Area of the region bounded by 2 curves

Question

So I understand how to interpret a graph to determine the intersection of curves, however, this is the first time I've encountered an $y=|x|$.

Here is the problem, and my work. Can someone explain the absolute value concept in this regard?

Find the area of the region determined by the intersection of the curves. $y=\frac2{x^2+1}, y=|x|$.

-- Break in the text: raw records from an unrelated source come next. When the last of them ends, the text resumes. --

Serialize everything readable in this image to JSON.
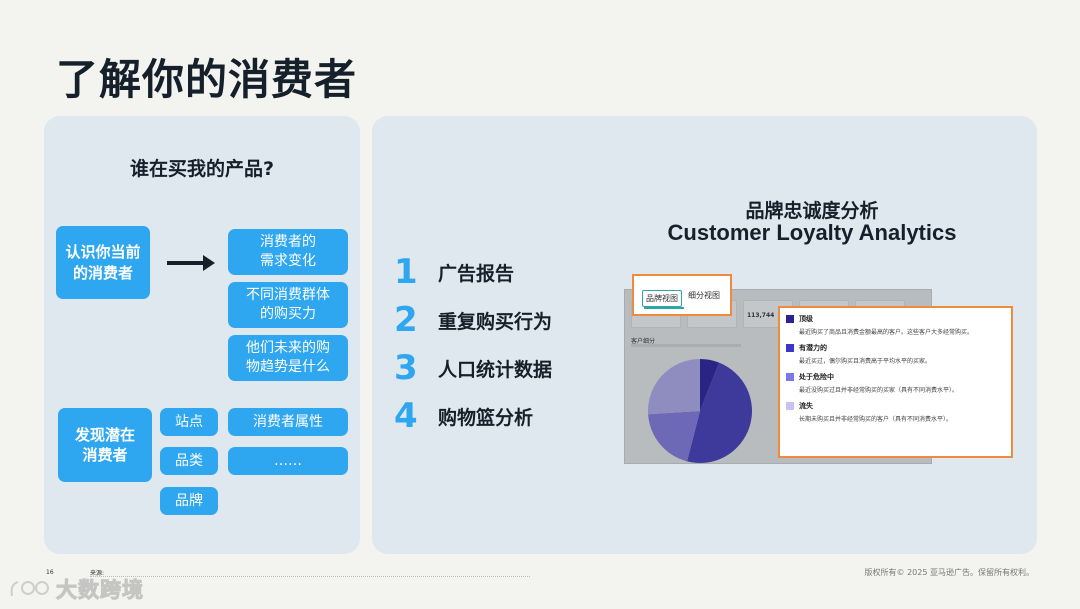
{
  "title": "了解你的消费者",
  "left_panel": {
    "heading": "谁在买我的产品?",
    "current_label": "认识你当前\n的消费者",
    "current_items": [
      "消费者的\n需求变化",
      "不同消费群体\n的购买力",
      "他们未来的购\n物趋势是什么"
    ],
    "discover_label": "发现潜在\n消费者",
    "small_items": [
      "站点",
      "品类",
      "品牌"
    ],
    "wide_items": [
      "消费者属性",
      "……"
    ]
  },
  "right_panel": {
    "list": [
      {
        "num": "1",
        "text": "广告报告"
      },
      {
        "num": "2",
        "text": "重复购买行为"
      },
      {
        "num": "3",
        "text": "人口统计数据"
      },
      {
        "num": "4",
        "text": "购物篮分析"
      }
    ],
    "title_cn": "品牌忠诚度分析",
    "title_en": "Customer Loyalty Analytics",
    "screenshot": {
      "tabs": [
        "品牌视图",
        "细分视图"
      ],
      "card_value": "113,744",
      "section_label": "客户细分",
      "legend": [
        {
          "label": "顶级",
          "color": "#2a2490",
          "desc": "最近购买了商品且消费金额最高的客户。这些客户大多经常购买。"
        },
        {
          "label": "有潜力的",
          "color": "#3d36c8",
          "desc": "最近买过，偶尔购买且消费高于平均水平的买家。"
        },
        {
          "label": "处于危险中",
          "color": "#7d78e8",
          "desc": "最近没购买过且并非经常购买的买家（具有不同消费水平）。"
        },
        {
          "label": "流失",
          "color": "#c6c3f2",
          "desc": "长期未购买且并非经常购买的客户（具有不同消费水平）。"
        }
      ],
      "pie": {
        "values": [
          0.06,
          0.48,
          0.2,
          0.26
        ],
        "colors": [
          "#2a2584",
          "#3e3a9c",
          "#6e69b6",
          "#8f8cc0"
        ]
      }
    }
  },
  "footer": {
    "page_number": "16",
    "source_label": "来源:",
    "copyright": "版权所有© 2025 亚马逊广告。保留所有权利。"
  },
  "watermark": "大数跨境"
}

$$A=\int_{-1}^1 (\frac2{x^2+1})dx$$

$$=2\int(\frac1{x^2+1})dx = 2 arctan x$$

$$\int x dx=\frac{x^2}2$$

$$A=\int_{-1}^1 (\frac2{x^2+1})dx=2 arctan x - \frac{x^2}2+C$$

$$\lim_{x \to -1+}{(2 arctan x - \frac{x^2}2)}=-2.071$$

$$\lim_{x \to 1-}{(2 arctan x - \frac{x^2}2)}=1.071$$

$$A\approx1.071-(-2.071)=3.142\approx\pi$$

Answer 1

Well, the problem is the same as it would be for some other function, except that $\lvert x\rvert=f(x)$ is a piecewise defined function, i.e. $$ f(x)=\begin{cases} x&x\ge 0\\ -x&x<0. \end{cases}$$ Now, all we need to do is compute the integral $\int_{-1}^1\frac{2}{x^2+1}dx$ and subtract off the area lying above $f(x)=\lvert x\rvert$. There are a few ways to do this. The best way is to observe that $\lvert x\rvert$ is symmetric about the origin so that you can just take $$2\int_0^1 xdx=\int_{-1}^1\lvert x\rvert dx.$$ Another nice way to do this is with basic Euclidean geometry. We know that the area of the triangle bounded by $y=x, x=0,y=0$ has area $\frac{1}{2}\cdot 1\cdot 1=\frac{1}{2}$. This corresponds to $\int_0^1 xdx$. Doubling this, we find that the area $\int_{-1}^1\lvert x\rvert dx=1.$ In any case, when all is said and done, we get that $$ A=2\arctan(x)\bigg|_{-1}^1-1=2\arctan(1)-2\arctan(-1)-1=2\cdot \frac{\pi}{4}+2\frac{\pi}{4}-1=\pi-1.$$

Answer 2

i would write $$A=2\int_{0}^1\frac{2}{x^2+1}-xdx$$

Answer 3

Do you remember what the absolute value function really looks like? Well, mathematically it's defined like this:

$$ |x|=\begin{cases} x & x ≥ 0\\ -x & x < 0 \end{cases} $$

When you have an absolute value function as part of your problem, you need to replace the original function with the equivalent functions on the respective intervals. On the interval $0≤x<\infty$, the function $|x|$ is positive which leaves you with the curve $f(x)=x$ on that interval. Therefore, $\frac2{x^2+1}$ is our upper curve and $x$ is our lower curve on the interval $0≤x<\infty$ (here's an entire lecture for you if you're not not sure how the idea behind finding the area between two curves works). And the point $(1,1)$ is where they cross on that interval. But also notice that the region formed by the curves $\frac2{x^2+1}$ and $x$ on the interval $0≤x<\infty$ is symmetric to the region on the left-hand side with respect to the y-axis which means that the two regions have the same area. So, all you have to do is to find the definite integral of $\frac2{x^2+1}-x$ from $0$ to $1$ (instead of from $-1$ to $1$) and double it:

\begin{align} A=2\int_{0}^{1} \left(\frac2{x^2+1}-x\right)dx &=4\int_{0}^{1}\frac{1}{x^2+1}dx-2\int_{0}^{1}xdx\\ &=4\cdot\arctan{x}\Big|_{0}^{1}-2\cdot\frac{x^2}{2}\Big|_{0}^{1}\\ &=4\cdot\left(\arctan{1}-\arctan{0}\right)-\left(1^2-0^2\right)\\ &=4\cdot\left(\frac{\pi}{4}-0\right)-1\\ &=\pi-1\\ \end{align}